20 Şubat 2011 Pazar

Musalla taşına sponsorluk?

Uzun zamandır yazmak istediğim bir konu var. Ne zaman bir ünlü vefat etse ve Zincirlikuyu Camii’nden ebedi istirahatine uğurlansa televizyon ekranlarında iki kare beliriyor: Biri; Merhum/merhumeyi son yolculuğuna uğurlayan gözü yaşlı sevenler ve diğeri; Çanakkale/Kalebodur markası. Musalla taşının üzerine tente yapılması konusunda destek verilmiş olsa gerek ki; bu hayır işini, tentenin üzerine markayı oldukça büyük puntolarla yazarak biz potansiyel tüketicilerin gözüne sokma gereği duymuşlar. Oldukça köklü ve kurumsallaşma yolunda olan markalar, nasıl olur da böyle hatalar yapabiliyor anlamış değilim. Bu bir tatil beldesinde yapılmış şemsiye sponsorluğu ile eş değer görülmemeli. Böylesi hassas bir platformda bir ihtiyaca çözüm üretmeniz, iki kurum arasında kalması gereken bir konudur. Hayır işidir ve gizlisi makbuldür. Şimdi ne oldu? Her cenaze gördüğümde Çanakkale/Kalebodur markasını arar oldu gözüm. İş kolunu ifade eden hela taşı yerine (alaturka tuvaletlerin olduğu yerdeki seramik türüne "hela taşı" denir) musalla taşıyla özdeşleşir oldu bu marka zihnimde. Belki de amaç buydu, olmaz olmaz demeyin. Reklamın iyisi kötüsü, yeri zamanı olmaz zihniyeti,  değerlerimizi de hiçe sayar oldu. 

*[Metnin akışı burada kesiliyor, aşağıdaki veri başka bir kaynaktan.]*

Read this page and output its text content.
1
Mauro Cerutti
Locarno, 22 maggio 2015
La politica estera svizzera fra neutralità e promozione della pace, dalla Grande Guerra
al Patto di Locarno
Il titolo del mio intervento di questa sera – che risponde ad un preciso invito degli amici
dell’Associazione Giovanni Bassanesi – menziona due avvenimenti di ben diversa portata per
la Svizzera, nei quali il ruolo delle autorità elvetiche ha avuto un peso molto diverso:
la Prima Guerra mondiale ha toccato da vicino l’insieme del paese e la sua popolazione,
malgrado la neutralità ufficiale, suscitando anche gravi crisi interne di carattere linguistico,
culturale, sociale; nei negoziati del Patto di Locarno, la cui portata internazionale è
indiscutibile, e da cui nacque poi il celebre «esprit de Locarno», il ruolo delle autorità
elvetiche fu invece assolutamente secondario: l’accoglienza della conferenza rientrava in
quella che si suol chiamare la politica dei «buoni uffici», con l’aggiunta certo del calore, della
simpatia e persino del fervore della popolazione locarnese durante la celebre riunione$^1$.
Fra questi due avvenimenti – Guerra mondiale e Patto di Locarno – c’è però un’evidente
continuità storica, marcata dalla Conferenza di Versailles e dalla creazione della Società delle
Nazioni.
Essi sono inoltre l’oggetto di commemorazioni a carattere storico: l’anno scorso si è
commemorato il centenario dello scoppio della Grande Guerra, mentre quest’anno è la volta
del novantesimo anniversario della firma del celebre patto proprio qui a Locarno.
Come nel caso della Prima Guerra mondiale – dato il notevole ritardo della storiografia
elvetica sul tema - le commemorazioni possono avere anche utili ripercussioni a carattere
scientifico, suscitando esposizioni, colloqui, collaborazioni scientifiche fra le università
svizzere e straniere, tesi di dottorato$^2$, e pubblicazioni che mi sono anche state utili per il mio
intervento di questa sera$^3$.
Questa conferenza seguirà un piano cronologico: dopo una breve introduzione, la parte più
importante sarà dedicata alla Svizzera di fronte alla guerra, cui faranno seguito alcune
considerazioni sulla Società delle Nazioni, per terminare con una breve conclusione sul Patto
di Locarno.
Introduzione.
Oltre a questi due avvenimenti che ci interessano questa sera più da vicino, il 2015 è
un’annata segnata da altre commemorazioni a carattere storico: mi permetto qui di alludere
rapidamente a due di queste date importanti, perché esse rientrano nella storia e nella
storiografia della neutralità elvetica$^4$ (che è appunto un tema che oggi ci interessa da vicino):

Durum böyle olunca, benim de kendilerine marka stratejileriyle uyumlu bir önerim var. Zincirlikuyu Mezarlığı’nın girişinde “Her canlı, ölümü tadacaktır” yazar. İstanbul’un en işlek caddesi üzerindeki bu alan, marka görünürlüğü açısından oldukça etkili ve kaçırılmaması gereken bir yer. Hem bu alan, seramik uygulamaya da müsait. 
Çanakkale Seramik yetkililerine duyurulur.